En grève depuis vendredi, les salariés de la brasserie Heineken de Schiltigheim ont manifesté dans les rues de la ville ce mardi 14 février alors que le site doit fermer ses portes à la fin de l’année 2025.
Sifflets, cornes de brume, tambour, pétards. Un cortège assourdissant composé de blousons jaunes et verts siglés d’une fameuse marque de bière perce le brouillard matinal strasbourgeois. Ce mardi 14 février, une centaine de salariés de l’usine Heineken de Schiltigheim, près de Strasbourg, marchaient en direction du parlement européen. Depuis l’annonce de la fermeture de la brasserie de l’Espérance en novembre, ils protestent contre les conditions de départ proposées par la direction de l’entreprise. Si la brume finit par se dissiper, l’avenir des salariés reste lui totalement flou.
« Une baisse des parts de marché » et une « augmentation du coût des matières premières et de l'énergie ». Voilà comment le groupe néerlandais Heineken justifiait à l’AFP, le 15 novembre dernier, la fermeture de son site historique de Schiltigheim. Des négociations autour d’un plan de sauvegarde de l’emploi (PSE) ont alors été ouvertes entre la direction et les salariés et doivent aboutir à la fermeture de l’usine d’ici 2025. Des mesures de reclassement internes seraient prévues, notamment en direction des sites de Mons-en-Barœul (Nord) et de Marseille, villes où l’entreprise souhaite regrouper sa production. Depuis vendredi 10 février, une partie des 220 salariés débraye. « Aujourd’hui c’est toute l’usine qui est en grève ! » s’enthousiasme l’un des manifestants, entre deux coups de sifflet. « La priorité, c’est de maintenir notre usine ouverte. On veut aussi que ceux qui souhaitent partir en mobilité externe puissent le faire », soutient Mickaël Burck, délégué du personnel pour la CFDT.
« Tout ce qu’on veut, c’est partir dignement »
« La population de Schiltigheim avec nous ! Non à la fermeture ! » s’écrient en cœur les manifestants, sous les applaudissements des passants. Les larmes aux yeux, Nathalie s’échine à retenir sa peine. « C’est impossible de se projeter. Qui voudra de moi à 56 ans ? » Comme elle, Laurent Erbs, délégué syndical, ne « parvient pas à réaliser ». Dans trois ans j’ai 58 ans, qu’est-ce que je vais faire ? Ce technicien de fabrication arrivé dans l’entreprise il y a 25 ans se sait « en fin de course ». « Mais les plus jeunes veulent acheter une maison, avoir des enfants. Qu’est-ce qu’ils vont faire, hypothéquer leur vie pour Heineken ? »

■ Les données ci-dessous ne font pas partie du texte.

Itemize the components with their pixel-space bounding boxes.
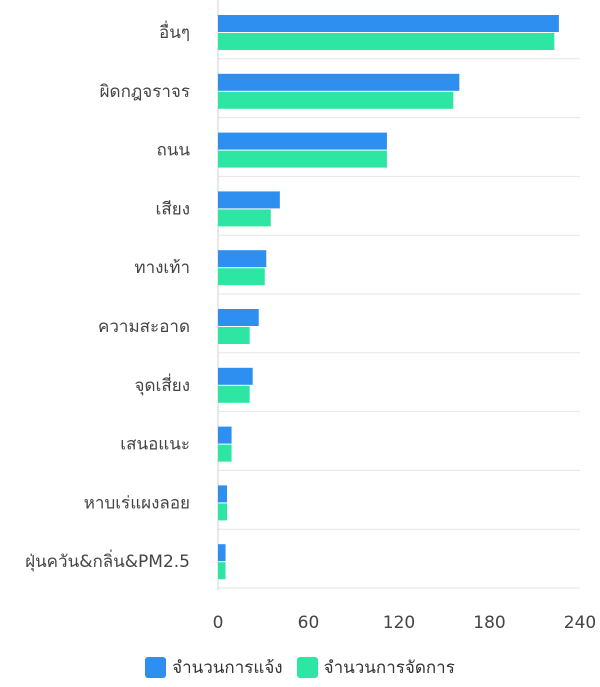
chart-legend: จำนวนการแจ้ง จำนวนการจัดการ (0, 652, 600, 682)
bar-reported (218, 250, 267, 268)
category-label: เสียง (156, 199, 190, 219)
bar-reported (218, 132, 387, 150)
x-tick-label: 120 (383, 613, 415, 633)
x-tick-label: 0 (213, 613, 224, 633)
legend-item-handled[interactable]: จำนวนการจัดการ (296, 654, 455, 681)
legend-swatch-handled (296, 656, 318, 678)
category-label: ถนน (156, 141, 190, 161)
legend-label-reported: จำนวนการแจ้ง (172, 657, 283, 678)
bar-reported (218, 485, 228, 503)
bar-chart: อื่นๆผิดกฎจราจรถนนเสียงทางเท้าความสะอาดจ… (25, 0, 596, 633)
category-label: ทางเท้า (134, 258, 190, 278)
bar-handled (218, 385, 250, 403)
category-label: เสนอแนะ (120, 435, 190, 455)
category-label: อื่นๆ (159, 20, 190, 43)
category-label: ผิดกฎจราจร (100, 82, 190, 102)
bar-reported (218, 367, 253, 385)
category-label: ฝุ่นควัน&กลิ่น&PM2.5 (25, 549, 190, 572)
bar-handled (218, 150, 387, 168)
x-tick-label: 180 (473, 613, 505, 633)
bar-reported (218, 191, 280, 209)
bar-handled (218, 327, 250, 344)
category-label: หาบเร่แผงลอย (84, 493, 190, 513)
bar-handled (218, 33, 555, 50)
x-tick-label: 240 (564, 613, 596, 633)
bar-handled (218, 91, 454, 109)
bar-handled (218, 444, 232, 462)
bar-reported (218, 15, 559, 32)
legend-item-reported[interactable]: จำนวนการแจ้ง (145, 654, 283, 681)
bar-handled (218, 268, 265, 286)
bar-handled (218, 503, 228, 521)
bar-reported (218, 544, 226, 562)
bar-handled (218, 209, 271, 227)
x-tick-label: 60 (298, 613, 320, 633)
bar-handled (218, 562, 226, 580)
legend-swatch-reported (145, 656, 167, 678)
bar-reported (218, 309, 259, 326)
bar-reported (218, 426, 232, 444)
legend-label-handled: จำนวนการจัดการ (323, 657, 455, 678)
category-label: จุดเสี่ยง (135, 373, 190, 396)
category-label: ความสะอาด (98, 317, 190, 337)
bar-reported (218, 73, 460, 91)
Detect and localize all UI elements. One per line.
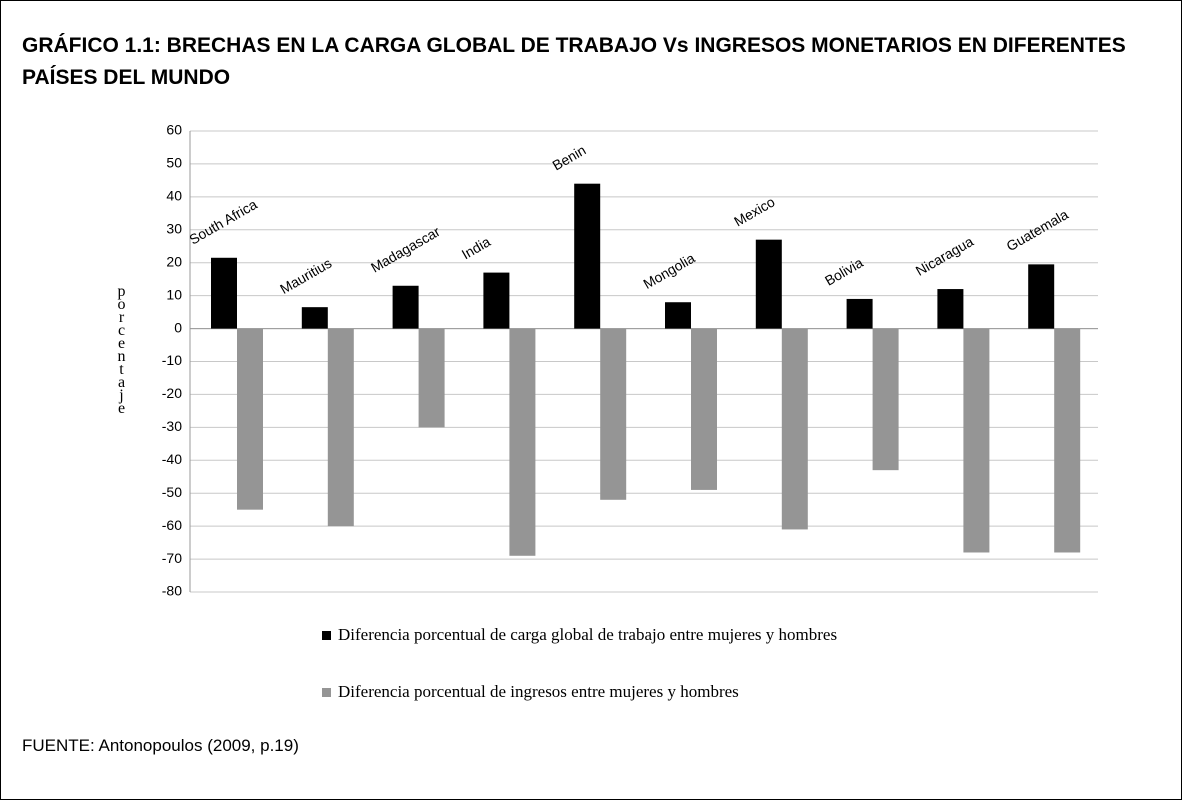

Au sein du défilé, beaucoup comparent leur situation à « une prise d’otage ». Pour Valérie*, salariée depuis plus de vingt ans, sa relation avec la brasserie est similaire à celle d’un couple : « C’est comme si un mec trompait sa femme, qu’il avait choisi d’aller vivre avec sa maitresse, mais qu’en plus elle n’avait pas le droit de partir ». D’après cette dernière, impossible de s’en aller avant la fermeture de l’usine, dans trois ans, sous peine de la quitter les mains vides. Heineken demanderait en effet aux salariés ayant trouvé un travail ailleurs de démissionner, sans toucher d’indemnités.
Un avenir qui s’effondre
En fin de cortège, Corinne, 45 ans, marche la tête basse. « Nous, tout ce qu’on veut, c’est partir dignement ». Travaillant au sein du groupe depuis vingt ans, elle fait part de son dégoût. « L’entreprise continue de faire des d’énormes bénéfices. J’en ai marre d'être au service de multinationales qui font de nous ce qu'elles veulent ». Cette dernière envisage de monter sa propre affaire et ne se pose même pas la question de changer de lieu de vie. « Mes enfants n’ont même pas encore commencé leurs études, comment je suis censée aller travailler à Marseille ou à Mons ? »
Guillaume, 28 ans, un fumigène à la main, reste, malgré sa jeunesse, lui aussi très attaché à son territoire. « On est abandonnés. Ils nous proposent de nous rendre à Marseille, mais qu'est-ce ce que je vais aller faire là-bas ? » Des propos que soutient Eléonore*, arrivée chez Heineken il y a seulement neuf mois. « Apprendre ça alors que je viens de commencer c'est dur. C'est mon avenir qui s'effondre. » Le regard dans le vide, Laurent Erbs est un alsacien pur et dur. Il ne se fait guère d’illusions. « J’ai ma famille ici, qu’est-ce que je vais aller faire dans le sud ? De toute façon, dans moins de dix ans, ils vont faire pareil à l’usine de Marseille. Elle aussi, ils vont finir par la fermer. »
* Le prénom a été modifié à la demande de l’intéressé(e).